Par ailleurs, l’emploi d’une telle technologie n’est pas indifférent à la théorie de la « police intensive ». Selon cette approche, il faut s’attaquer au désordre public puisqu’un petit désordre mène toujours à un plus grand et que le désordre en lui-même est problématique pour la qualité de vie des citoyens. Donc, aucun désordre n’est toléré. Ce style de police de tolérance zéro veut le maintien de l’ordre à tout prix et l’une de leurs stratégies pour y parvenir est la surveillance massive par l’augmentation de l’utilisation de technologies de surveillance, en particulier la vidéosurveillance. Cela s’apparente bien avec le cas présent. Les caméras corporelles que souhaite utiliser le SPVM sont un bon exemple de technologie de surveillance qui vise le maintien de l’ordre et qui caractérise la « police intensive ». C’est d’autant plus vrai puisque les policiers portent les caméras sur eux et que cela augmente les interventions systématiques de leur part. Ils n’ont d’autre choix que d’intervenir lorsqu’il y a présence d’un désordre puisque la scène qui se déroule devant eux est enregistrée. De plus, ces caméras sont une technologie de surveillance parmi tant d’autres qui est utilisée par les services de police. Il suffit de songer aux drones qui sont maintenant un outil de prédilection dans l’industrie de la sécurité. L’évolution des technologies de surveillance qu’utilisent les services de police ne semble avoir vraiment aucune limite.

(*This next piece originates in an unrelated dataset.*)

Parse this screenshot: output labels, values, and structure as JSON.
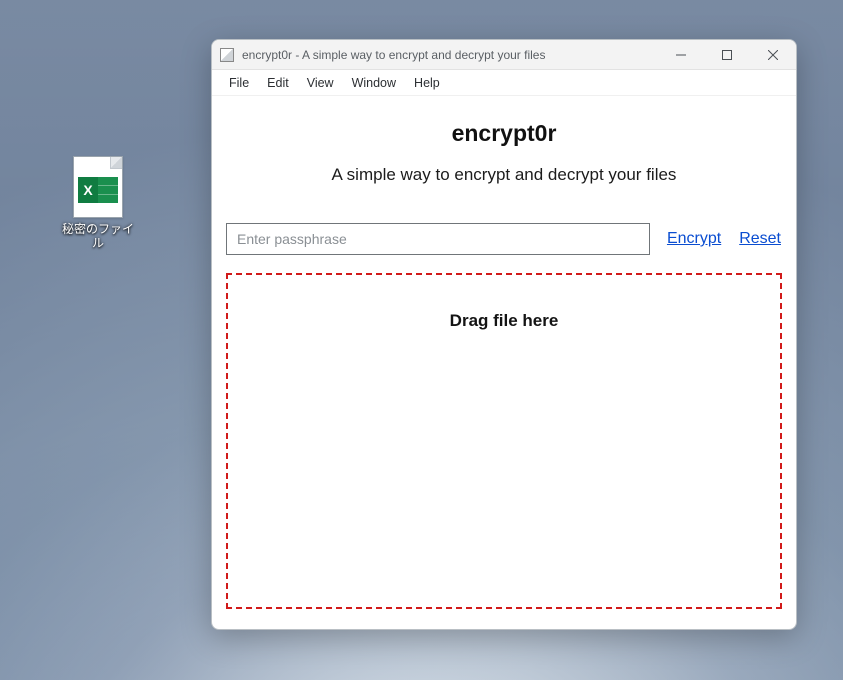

Est-ce que cette technique de surveillance diminue réellement la violence?

Le type de caméras corporelles dont le SPVM veut faire l’essai a déjà été testé par d’autres corps policiers. Les recherches ont montré qu’elles avaient réussi à diminuer la violence lors des interventions policières. Une étude a été réalisée en Californie où, après un an d’essai, une baisse de 60 % des épisodes d’usage de violence par les policiers et de 88 % des plaintes envers eux avait été constatée. Les chercheurs en sont venus à la conclusion que de tels résultats ont été possibles puisque les situations étaient moins tendues entre les citoyens rendus dociles et les policiers. Toutefois, il est essentiel de se questionner sur les résultats obtenus. Puisque l’étude n’a été effectuée que sur une période d’un an, rien ne peut prouver que la violence dans les interventions policières aurait été en baisse constante si l’étude c’était poursuivie. Il faut envisager que ces résultats aient été possibles uniquement grâce à un effet de nouveauté et qu’après un certain temps les caméras n’amèneraient plus l’effet escompté, soit la baisse de la violence. Il serait donc intéressant pour le SPVM de tester cette nouvelle méthode sur un intervalle de temps plus long que celui de la Californie afin de voir si les caméras corporelles portées par les policiers ont un réel effet sur la baisse de l’utilisation de la violence par ceux-ci.